Estudios científicos han planteado diferentes perspectivas sobre el impacto de la desaparición de las abejas en la humanidad. Si bien algunos afirmaron en el pasado que sin las abejas la extinción humana sería inevitable, investigaciones recientes han señalado que esto no necesariamente conduciría a nuestra extinción. No obstante, es indudable que la desaparición de las abejas tendría consecuencias significativas en nuestra alimentación y la disponibilidad de ciertos alimentos.

Las abejas desempeñan un papel crucial en la polinización de numerosas plantas, incluyendo frutas como manzanas, aguacates, bayas y cultivos importantes como almendras y café.

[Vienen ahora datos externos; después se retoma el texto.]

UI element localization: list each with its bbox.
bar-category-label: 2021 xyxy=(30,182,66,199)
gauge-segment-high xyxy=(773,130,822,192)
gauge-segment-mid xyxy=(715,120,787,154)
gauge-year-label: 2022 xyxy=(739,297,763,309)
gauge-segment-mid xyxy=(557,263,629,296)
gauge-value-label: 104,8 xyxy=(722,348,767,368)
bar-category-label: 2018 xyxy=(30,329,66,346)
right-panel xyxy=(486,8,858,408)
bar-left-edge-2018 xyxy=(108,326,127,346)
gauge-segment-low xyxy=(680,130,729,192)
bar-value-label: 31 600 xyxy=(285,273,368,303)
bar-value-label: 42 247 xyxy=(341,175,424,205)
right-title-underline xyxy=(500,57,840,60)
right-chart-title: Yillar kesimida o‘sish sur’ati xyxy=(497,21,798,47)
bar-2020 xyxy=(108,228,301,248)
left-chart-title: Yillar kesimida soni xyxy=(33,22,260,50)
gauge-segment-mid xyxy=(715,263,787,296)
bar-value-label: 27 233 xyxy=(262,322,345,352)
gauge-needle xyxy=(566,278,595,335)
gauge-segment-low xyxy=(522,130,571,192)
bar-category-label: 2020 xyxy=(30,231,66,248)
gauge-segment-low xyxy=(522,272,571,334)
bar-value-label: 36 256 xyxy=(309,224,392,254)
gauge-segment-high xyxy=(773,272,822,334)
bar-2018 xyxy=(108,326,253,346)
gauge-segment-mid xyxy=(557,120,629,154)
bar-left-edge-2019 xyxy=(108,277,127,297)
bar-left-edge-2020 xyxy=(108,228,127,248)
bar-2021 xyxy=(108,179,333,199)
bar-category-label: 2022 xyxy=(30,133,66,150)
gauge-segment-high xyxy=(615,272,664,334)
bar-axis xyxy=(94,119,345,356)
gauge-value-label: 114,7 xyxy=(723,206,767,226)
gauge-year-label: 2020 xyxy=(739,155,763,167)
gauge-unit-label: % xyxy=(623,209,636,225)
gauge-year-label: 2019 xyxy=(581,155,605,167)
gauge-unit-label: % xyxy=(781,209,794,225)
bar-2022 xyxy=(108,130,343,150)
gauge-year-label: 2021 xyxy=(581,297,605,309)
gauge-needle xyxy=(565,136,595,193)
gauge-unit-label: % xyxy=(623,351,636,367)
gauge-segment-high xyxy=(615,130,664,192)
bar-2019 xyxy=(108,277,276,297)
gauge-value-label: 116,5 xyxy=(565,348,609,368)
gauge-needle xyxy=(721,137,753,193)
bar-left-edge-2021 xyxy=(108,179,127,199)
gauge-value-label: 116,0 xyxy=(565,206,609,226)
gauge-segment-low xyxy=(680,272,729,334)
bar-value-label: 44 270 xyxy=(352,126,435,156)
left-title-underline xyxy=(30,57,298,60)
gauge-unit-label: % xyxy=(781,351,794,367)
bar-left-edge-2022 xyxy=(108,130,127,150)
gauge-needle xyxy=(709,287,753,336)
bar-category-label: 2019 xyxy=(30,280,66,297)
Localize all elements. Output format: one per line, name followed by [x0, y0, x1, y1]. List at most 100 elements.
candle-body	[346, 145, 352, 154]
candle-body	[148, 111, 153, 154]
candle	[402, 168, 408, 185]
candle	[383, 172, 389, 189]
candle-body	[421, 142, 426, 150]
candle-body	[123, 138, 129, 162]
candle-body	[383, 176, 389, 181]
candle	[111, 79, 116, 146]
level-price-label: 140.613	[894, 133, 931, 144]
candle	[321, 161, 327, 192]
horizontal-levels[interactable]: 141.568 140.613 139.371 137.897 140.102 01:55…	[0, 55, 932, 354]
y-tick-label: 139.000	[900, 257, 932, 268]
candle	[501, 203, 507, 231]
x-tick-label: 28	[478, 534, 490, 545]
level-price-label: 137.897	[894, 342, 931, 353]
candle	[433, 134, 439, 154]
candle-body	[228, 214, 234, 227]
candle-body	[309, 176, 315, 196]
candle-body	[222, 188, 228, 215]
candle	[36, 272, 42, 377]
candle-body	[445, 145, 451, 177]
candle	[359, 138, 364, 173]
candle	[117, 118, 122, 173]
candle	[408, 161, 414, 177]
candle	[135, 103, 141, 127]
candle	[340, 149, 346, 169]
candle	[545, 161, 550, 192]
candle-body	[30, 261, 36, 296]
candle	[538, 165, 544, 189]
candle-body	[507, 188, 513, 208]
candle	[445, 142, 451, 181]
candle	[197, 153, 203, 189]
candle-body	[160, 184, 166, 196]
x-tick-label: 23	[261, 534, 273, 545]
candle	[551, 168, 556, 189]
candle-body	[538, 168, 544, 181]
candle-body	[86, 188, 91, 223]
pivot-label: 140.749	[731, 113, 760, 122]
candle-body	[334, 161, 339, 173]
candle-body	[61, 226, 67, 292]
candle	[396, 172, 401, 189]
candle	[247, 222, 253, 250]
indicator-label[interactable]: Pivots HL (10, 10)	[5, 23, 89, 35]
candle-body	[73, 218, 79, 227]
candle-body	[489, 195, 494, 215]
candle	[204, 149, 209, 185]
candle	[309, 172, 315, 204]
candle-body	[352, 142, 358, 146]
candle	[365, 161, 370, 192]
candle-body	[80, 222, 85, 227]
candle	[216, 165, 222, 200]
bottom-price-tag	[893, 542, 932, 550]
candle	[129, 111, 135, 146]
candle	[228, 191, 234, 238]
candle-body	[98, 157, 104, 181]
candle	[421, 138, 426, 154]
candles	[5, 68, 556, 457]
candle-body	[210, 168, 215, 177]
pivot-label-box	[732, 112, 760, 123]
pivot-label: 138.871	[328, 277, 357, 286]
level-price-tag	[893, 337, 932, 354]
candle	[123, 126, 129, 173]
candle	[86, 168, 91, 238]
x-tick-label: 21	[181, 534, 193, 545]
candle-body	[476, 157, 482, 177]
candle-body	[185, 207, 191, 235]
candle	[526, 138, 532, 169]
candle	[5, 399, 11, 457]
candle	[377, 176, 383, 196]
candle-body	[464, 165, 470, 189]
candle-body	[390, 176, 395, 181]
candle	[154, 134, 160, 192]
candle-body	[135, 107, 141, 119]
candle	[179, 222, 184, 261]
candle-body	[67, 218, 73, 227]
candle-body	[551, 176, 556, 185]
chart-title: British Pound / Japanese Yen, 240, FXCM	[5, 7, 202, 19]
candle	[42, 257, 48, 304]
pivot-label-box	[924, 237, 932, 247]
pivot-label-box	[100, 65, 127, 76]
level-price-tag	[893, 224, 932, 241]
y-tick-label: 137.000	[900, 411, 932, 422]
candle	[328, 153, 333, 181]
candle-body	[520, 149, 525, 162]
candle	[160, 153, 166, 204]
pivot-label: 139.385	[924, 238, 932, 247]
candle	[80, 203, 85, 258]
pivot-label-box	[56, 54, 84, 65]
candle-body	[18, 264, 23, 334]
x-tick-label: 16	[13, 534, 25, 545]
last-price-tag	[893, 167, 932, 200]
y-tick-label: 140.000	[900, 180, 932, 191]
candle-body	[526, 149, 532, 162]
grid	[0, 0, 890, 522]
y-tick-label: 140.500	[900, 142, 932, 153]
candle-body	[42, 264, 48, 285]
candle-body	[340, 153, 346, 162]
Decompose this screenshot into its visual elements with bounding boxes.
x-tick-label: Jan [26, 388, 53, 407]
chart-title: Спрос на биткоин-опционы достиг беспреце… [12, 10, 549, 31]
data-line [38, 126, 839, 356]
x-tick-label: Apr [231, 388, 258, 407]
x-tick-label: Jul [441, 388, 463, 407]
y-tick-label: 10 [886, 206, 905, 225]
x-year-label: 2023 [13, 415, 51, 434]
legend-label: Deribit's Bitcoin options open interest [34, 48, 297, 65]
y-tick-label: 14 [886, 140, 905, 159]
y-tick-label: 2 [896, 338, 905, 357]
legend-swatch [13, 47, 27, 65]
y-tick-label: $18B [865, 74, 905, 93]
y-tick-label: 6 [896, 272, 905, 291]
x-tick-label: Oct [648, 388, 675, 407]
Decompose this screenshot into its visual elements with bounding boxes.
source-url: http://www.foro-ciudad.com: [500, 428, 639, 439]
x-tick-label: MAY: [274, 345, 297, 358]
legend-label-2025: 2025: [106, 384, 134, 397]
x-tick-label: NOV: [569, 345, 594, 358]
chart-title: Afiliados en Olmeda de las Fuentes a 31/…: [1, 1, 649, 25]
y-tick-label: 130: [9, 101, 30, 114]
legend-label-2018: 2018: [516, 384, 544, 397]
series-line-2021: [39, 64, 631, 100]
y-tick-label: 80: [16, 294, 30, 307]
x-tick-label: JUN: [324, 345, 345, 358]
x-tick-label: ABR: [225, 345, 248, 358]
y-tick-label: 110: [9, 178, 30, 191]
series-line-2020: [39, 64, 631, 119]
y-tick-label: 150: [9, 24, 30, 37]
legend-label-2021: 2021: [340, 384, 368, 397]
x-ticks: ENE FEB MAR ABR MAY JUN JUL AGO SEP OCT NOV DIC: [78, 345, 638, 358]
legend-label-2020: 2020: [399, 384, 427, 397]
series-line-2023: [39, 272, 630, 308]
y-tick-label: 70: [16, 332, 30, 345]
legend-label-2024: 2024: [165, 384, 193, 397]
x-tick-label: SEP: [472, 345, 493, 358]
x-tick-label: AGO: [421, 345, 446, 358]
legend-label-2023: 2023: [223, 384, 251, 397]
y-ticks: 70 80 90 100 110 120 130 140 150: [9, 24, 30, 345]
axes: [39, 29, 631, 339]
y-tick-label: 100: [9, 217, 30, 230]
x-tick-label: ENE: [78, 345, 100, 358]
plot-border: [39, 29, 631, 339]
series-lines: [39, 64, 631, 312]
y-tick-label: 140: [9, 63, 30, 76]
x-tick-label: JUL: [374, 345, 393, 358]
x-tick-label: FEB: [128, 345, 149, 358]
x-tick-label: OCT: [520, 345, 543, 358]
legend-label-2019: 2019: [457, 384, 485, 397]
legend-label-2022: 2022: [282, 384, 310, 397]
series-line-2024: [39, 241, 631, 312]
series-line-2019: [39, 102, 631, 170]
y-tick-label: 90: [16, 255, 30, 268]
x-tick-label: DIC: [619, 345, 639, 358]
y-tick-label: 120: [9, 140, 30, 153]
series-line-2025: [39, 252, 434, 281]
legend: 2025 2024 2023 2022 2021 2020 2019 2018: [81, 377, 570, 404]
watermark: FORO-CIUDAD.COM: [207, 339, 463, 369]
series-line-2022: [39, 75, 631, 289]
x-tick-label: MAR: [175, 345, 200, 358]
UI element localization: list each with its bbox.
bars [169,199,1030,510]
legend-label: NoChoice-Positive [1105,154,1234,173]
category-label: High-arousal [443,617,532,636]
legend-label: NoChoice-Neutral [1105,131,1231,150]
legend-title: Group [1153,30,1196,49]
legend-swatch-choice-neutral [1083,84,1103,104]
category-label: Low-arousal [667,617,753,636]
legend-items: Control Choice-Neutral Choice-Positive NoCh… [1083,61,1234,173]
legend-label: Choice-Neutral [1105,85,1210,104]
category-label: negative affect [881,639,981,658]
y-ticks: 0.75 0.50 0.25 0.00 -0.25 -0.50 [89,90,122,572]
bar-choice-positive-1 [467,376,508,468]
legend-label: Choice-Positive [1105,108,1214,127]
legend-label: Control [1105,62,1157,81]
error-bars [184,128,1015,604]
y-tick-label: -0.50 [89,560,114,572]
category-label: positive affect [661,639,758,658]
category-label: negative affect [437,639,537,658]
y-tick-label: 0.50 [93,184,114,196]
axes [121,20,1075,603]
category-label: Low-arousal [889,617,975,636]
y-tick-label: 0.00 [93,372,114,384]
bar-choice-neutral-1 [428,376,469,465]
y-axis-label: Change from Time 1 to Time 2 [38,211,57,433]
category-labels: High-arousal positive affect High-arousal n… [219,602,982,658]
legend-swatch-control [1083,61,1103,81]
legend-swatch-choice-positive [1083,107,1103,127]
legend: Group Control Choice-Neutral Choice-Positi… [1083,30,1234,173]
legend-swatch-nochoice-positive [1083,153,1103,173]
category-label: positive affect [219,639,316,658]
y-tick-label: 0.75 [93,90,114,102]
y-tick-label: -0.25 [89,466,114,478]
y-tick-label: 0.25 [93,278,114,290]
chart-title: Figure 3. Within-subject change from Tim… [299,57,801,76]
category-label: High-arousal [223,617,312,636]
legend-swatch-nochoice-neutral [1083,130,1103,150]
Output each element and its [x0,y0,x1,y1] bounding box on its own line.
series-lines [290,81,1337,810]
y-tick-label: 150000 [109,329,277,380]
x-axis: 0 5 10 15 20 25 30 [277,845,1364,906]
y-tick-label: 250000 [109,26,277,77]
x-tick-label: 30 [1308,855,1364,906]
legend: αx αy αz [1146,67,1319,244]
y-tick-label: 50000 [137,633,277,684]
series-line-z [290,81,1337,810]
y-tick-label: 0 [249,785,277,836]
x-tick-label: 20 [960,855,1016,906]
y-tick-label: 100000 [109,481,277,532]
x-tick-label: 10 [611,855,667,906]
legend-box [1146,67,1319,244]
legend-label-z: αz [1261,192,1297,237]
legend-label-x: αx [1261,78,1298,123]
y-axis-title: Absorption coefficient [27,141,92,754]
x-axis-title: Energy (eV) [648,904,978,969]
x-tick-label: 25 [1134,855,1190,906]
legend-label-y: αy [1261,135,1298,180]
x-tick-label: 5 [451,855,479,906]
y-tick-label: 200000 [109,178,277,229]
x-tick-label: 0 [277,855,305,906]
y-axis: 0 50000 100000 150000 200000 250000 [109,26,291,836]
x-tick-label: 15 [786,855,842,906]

Si se viera comprometida la labor de polinización llevada a cabo por las abejas y otros polinizadores, se reduciría la variedad de alimentos y ciertos productos se volverían escasos y más costosos. Muchas plantas dependen de la polinización para producir frutos y semillas viables, y si no hay suficientes abejas para llevar a cabo este proceso vital, la producción de alimentos que dependen de ellas se vería afectada.

Un ejemplo claro es el caso de las almendras. La falta de abejas resultaría en una disminución en su producción, lo cual impactaría tanto en su disponibilidad como en su precio. Otros alimentos como manzanas, aguacates, cebollas y bayas también sufrirían las consecuencias de la escasez de polinizadores.

Cómo podemos cuidarlas

A medida que el invierno se acerca y las bajas temperaturas son más comunes, es relevante proteger a estos valiosos polinizadores. Quintana compartió relevantes recomendaciones sobre cómo cuidarlas. 

Si encontramos una abeja en nuestro patio que parece perdida o agotada, podemos ayudarla proporcionándole una mezcla de agua y azúcar. "Colocar una mezcla de 2 cucharadas de agua y 1 de azúcar en un recipiente pequeño permitirá que la abeja beba y recupere energía para regresar a su colmena", explica.

Además, en los meses fríos, Quintana destacó que las abejas pueden beneficiarse de la exposición al sol o recibir un poco de calor adicional. Estas medidas ayudarán a mantenerlas activas y enérgicas durante el invierno.